Penn’s Science and Lightbulb cafés, where faculty members and the general public get together on Tuesday evenings for spirited discussions about the latest topics in academic research, are returning for the spring semester.
The 2016 series resumes on Jan. 26, with new Penn Integrates Knowledge and James S. Riepe University Professor Michael Platt. His talk, “Friendship and Your Brain,” will show how his study of monkey societies provides insight into human empathy.
In advance of the Oscars, the Feb. 9 Lightbulb Café will be hosted by Peter Decherney, a professor of English and cinema studies. For the talk, “Hollywood’s Past and Future,” Decherney will draw upon his new book, “Hollywood: A Very Short Introduction,” to explain how movie studios have weathered economic uncertainty and technological upheaval over the past century.
The Feb. 23 Science Café will feature Vijay Balasubmaranian, the Cathy and Marc Lasry Professor of Physics. His talk, “Decoding Your Mental GPS: Transcendental Numbers in the Brain,” will address his research on how specialized neurons known as grid cells collaborate to keep track of location.
March will feature two Science Cafés: On March 1, Michael Weisberg, chair and professor of philosophy, will discuss the “Public (Mis)understanding of Evolution,” commemorating the decade since the Kitzmiller v. Dover trial, which dealt with the teaching of Darwin’s theory in public schools.
On March 15, Brenda Casper, chair and professor of biology, will relate stories from her and her students’ years-long climate research project in northern Mongolia. In “Studying Climate Change in a Land of Nomads: How Species Will Respond to New Conditions in the Mongolian Steppe,” she will explain what their work is revealing about how plants and soil bacterial communities will respond to future warming and land-use change, and what that will mean for the region.
Another Lightbulb Café will take place on April 5 and feature Michael Horowitz, an associate professor of political science. His talk, “Why Leaders Fight,” based on his book of the same name, will discuss how studying the risk-aversion and propensity for violence found in the personal lives of leaders has enabled predictions of their behavior when it comes to military aggression.
At the April 19 Science Café, Lauren Sallan, an assistant professor in the Department of Earth and Environmental Science, will talk about “The Rise of Tiny Fish.” She’ll reveal some of her recent paleontological findings, which suggest that small, fast-reproducing fish possessed an evolutionary advantage over larger animals after a major ancient extinction event, which may have implications for trends in modern species today.
Finally, Rogers Smith, the Christopher H. Browne Distinguished Professor of Political Science and the associate dean for social sciences at the School of Arts & Sciences, will discuss “Birthright Citizenship, Immigration, and Presidential Politics in 2016” for the May 3 Lightbulb Café. His talk will address the 2016 presidential candidates and their perspectives on how they link to citizenship and immigration issues.
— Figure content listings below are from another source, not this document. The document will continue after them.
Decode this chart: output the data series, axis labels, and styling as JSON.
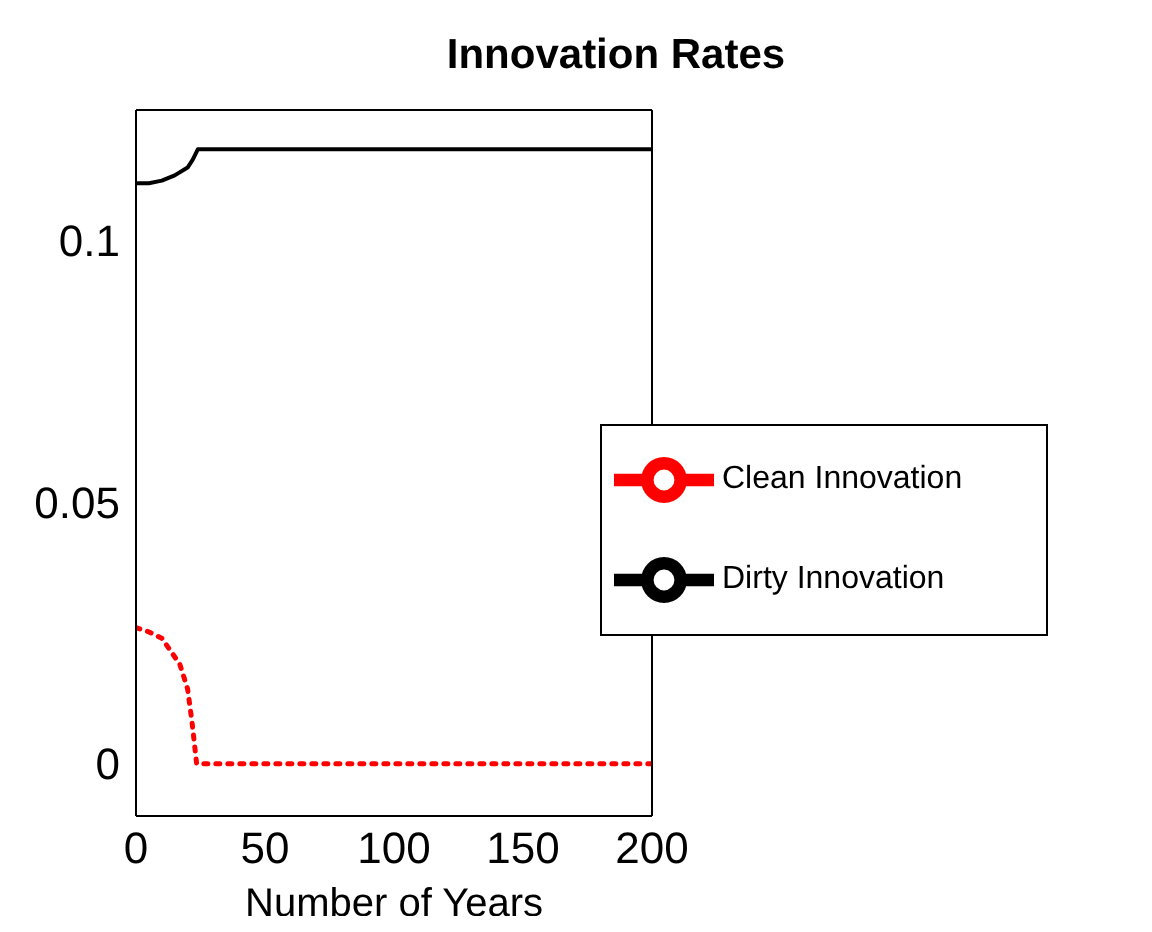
{
  "chart_data": {
    "type": "line",
    "title": "Innovation Rates",
    "xlabel": "Number of Years",
    "xlim": [
      0,
      200
    ],
    "xticks": [
      0,
      50,
      100,
      150,
      200
    ],
    "ylim": [
      -0.01,
      0.125
    ],
    "yticks": [
      0,
      0.05,
      0.1
    ],
    "legend": "right",
    "grid": false,
    "marker": "none",
    "series": [
      {
        "name": "Clean Innovation",
        "color": "#ff0000",
        "line_style": "dotted",
        "x": [
          0,
          5,
          10,
          17,
          20,
          21.7,
          23.5,
          30,
          50,
          100,
          150,
          200
        ],
        "values": [
          0.026,
          0.0252,
          0.024,
          0.019,
          0.0143,
          0.008,
          0,
          0,
          0,
          0,
          0,
          0
        ]
      },
      {
        "name": "Dirty Innovation",
        "color": "#000000",
        "line_style": "solid",
        "x": [
          0,
          5,
          10,
          15,
          20,
          22,
          24,
          30,
          50,
          100,
          150,
          200
        ],
        "values": [
          0.111,
          0.111,
          0.1115,
          0.1125,
          0.114,
          0.1155,
          0.1175,
          0.1175,
          0.1175,
          0.1175,
          0.1175,
          0.1175
        ]
      }
    ]
  }
}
Science and Lightbulb Café lectures are held at World Cafe Live Upstairs, 3025 Walnut St. Each hour-long talk begins at 6 p.m. and is followed by an audience Q&A session. The events are free and open to the public, but seating is limited. To register, contact Gina Bryan at 215-898-8721 or email email@example.com.
Both lecture series are presented by the School of Arts & Sciences and the Office of University Communications.